Yesterday Chase Morgan bailed out Bear Stearns by buying mortgage bonds insured by the Fed after a run of investors on Bear Stearns. Bear Stearns is a very aggressive investment bank that has built a huge fortune on tenuous speculation like these very same mortgage bonds.
When Toll Brothers try to do something here in Brooklyn, they borrow the money somewhere, which means that they are depending on the same banking system that is currently in genuine and very dangerous crisis. The last run on a bank of this sort was in 1929, and if a domino effect takes control over investors, many of these aggressive far-flung banking operations will be without cash.
A bank without cash is a dead entity. It cannot tread water because it has nothing for depositors much less investors. If a bank is holding a massive amount of worthless paper, like mortgage bonds, they are moving toward the coroner’s slab.
The important thing here is that Chase bailed out Bear Stearns by buying mortgage paper from them backed by the Fed, so while it may look as though BS got shored up, it is really the case that the financial whizzes in and out of government have perpetuated the same stupid system.
Banks should not be investors, and certainly not insurers. They should be conservators of their depositor’s assets. When bankers take a flyer with the public’s money as they did with mortgage paper, the loss is born by their clients who never had a say in the matter. Like many pension funds now, these entities are permitted to gamble with other people’s money. Those people, as in the case of Enron, have to absorb the losses when stupid decisions are made.

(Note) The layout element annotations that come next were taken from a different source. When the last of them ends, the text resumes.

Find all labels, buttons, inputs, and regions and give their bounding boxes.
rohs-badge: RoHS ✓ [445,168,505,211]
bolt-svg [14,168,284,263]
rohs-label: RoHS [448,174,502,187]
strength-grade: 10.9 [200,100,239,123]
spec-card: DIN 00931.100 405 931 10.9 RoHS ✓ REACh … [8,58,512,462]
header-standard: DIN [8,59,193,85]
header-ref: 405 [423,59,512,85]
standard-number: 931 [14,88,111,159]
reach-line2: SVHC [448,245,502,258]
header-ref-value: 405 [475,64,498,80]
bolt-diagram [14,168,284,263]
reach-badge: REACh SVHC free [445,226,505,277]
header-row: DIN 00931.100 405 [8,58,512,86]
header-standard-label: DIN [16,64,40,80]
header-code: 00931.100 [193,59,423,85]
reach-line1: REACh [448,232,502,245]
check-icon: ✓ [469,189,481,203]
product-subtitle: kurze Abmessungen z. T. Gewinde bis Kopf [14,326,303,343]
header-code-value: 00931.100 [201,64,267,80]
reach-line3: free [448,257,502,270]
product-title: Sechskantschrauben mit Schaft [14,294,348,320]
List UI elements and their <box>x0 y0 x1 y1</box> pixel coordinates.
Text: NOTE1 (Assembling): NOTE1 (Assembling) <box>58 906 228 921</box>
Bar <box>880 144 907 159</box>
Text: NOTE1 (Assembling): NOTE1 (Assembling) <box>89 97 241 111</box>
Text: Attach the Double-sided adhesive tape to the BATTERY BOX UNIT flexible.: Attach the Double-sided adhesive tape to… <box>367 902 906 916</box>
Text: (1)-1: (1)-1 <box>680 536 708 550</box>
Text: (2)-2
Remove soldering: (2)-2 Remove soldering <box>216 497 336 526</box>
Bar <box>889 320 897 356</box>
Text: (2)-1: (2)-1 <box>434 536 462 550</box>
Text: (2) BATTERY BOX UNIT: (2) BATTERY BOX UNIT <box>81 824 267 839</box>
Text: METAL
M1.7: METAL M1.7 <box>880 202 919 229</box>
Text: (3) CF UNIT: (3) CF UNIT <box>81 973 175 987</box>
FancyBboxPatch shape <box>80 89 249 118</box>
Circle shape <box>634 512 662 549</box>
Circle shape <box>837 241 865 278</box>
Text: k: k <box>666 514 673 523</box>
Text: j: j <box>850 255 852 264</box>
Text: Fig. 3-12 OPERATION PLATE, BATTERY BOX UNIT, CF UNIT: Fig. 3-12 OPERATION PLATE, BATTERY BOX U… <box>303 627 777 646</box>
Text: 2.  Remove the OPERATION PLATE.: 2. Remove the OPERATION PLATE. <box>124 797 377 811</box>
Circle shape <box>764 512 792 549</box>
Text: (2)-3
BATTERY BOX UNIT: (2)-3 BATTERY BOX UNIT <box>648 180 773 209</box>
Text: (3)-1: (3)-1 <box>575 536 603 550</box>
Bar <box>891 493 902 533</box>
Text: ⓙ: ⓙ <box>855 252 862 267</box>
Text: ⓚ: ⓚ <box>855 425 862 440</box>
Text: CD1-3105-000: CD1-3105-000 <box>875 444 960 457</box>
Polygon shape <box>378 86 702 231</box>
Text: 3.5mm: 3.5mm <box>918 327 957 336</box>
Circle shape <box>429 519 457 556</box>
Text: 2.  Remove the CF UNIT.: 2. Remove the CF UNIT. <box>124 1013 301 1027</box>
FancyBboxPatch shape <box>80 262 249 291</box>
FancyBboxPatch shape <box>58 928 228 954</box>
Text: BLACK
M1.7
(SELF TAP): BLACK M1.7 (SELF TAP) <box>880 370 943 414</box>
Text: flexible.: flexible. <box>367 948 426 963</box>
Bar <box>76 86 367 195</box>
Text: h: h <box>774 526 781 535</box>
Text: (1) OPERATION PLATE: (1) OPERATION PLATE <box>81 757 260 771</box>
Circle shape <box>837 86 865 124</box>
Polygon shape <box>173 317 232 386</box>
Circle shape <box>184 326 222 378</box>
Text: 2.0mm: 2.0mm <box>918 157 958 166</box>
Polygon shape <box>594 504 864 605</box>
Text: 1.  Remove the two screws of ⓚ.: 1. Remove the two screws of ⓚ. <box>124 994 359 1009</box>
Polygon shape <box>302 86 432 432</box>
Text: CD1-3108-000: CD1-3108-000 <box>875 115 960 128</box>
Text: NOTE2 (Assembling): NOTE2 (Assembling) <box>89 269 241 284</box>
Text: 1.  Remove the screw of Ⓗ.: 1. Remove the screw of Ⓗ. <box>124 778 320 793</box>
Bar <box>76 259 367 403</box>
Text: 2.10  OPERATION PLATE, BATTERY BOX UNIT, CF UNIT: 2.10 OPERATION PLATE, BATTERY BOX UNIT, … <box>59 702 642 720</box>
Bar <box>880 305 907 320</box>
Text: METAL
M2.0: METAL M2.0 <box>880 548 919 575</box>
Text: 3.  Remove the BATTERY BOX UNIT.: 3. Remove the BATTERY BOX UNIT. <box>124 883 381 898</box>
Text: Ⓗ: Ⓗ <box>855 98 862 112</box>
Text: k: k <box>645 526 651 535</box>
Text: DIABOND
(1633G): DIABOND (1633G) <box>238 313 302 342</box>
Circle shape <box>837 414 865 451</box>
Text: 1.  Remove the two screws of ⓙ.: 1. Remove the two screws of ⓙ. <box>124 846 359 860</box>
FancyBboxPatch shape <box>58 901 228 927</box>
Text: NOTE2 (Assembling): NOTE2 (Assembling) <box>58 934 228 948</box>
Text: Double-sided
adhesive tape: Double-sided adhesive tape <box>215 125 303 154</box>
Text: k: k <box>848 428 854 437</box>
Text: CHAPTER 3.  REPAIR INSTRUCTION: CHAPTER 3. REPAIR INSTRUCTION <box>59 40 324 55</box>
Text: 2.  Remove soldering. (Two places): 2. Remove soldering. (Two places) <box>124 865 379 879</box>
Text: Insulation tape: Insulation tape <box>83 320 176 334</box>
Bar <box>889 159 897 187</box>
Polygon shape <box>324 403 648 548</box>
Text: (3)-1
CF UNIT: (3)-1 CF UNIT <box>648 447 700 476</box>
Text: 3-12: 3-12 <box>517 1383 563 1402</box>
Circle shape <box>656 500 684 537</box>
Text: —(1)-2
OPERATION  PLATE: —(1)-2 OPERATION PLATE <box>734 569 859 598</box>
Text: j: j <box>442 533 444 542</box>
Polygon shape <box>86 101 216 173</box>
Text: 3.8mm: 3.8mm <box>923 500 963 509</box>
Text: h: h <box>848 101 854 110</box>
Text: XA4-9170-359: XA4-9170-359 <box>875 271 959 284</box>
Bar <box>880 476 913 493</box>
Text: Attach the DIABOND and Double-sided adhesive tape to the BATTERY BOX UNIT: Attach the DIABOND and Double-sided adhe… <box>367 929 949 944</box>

Banks are the lifeline of developers, builders, contractors and such so even if the price of real estate holds in NYC as it will relative to the rest of the country; we will take some painful temporary losses. If the idiot banking practices of the last 30 years really come home to roost, that may turn into something that is the modern equivalent of the Depression. If that happens, we will all be very unhappy no matter where you have deposited your assets.
Sorry to be grim, but this administration is not going to address the need to re-regulate banks and put some sort of controls on the sale of mortgages as speculative investments. So we should get ready for a rough ride, though of all the cities in the US, NYC is the most likely to come out in one piece. Most of the value of real property has some genuine base here because there are fewer places to live than people want. That is not likely to change in the foreseeable future.
Of course, if global warming floods us, the value of property will tend to decline rather sharply. What's more you can be sure that no one currently in the White House has any idea what global warming is, nor do they want to be told.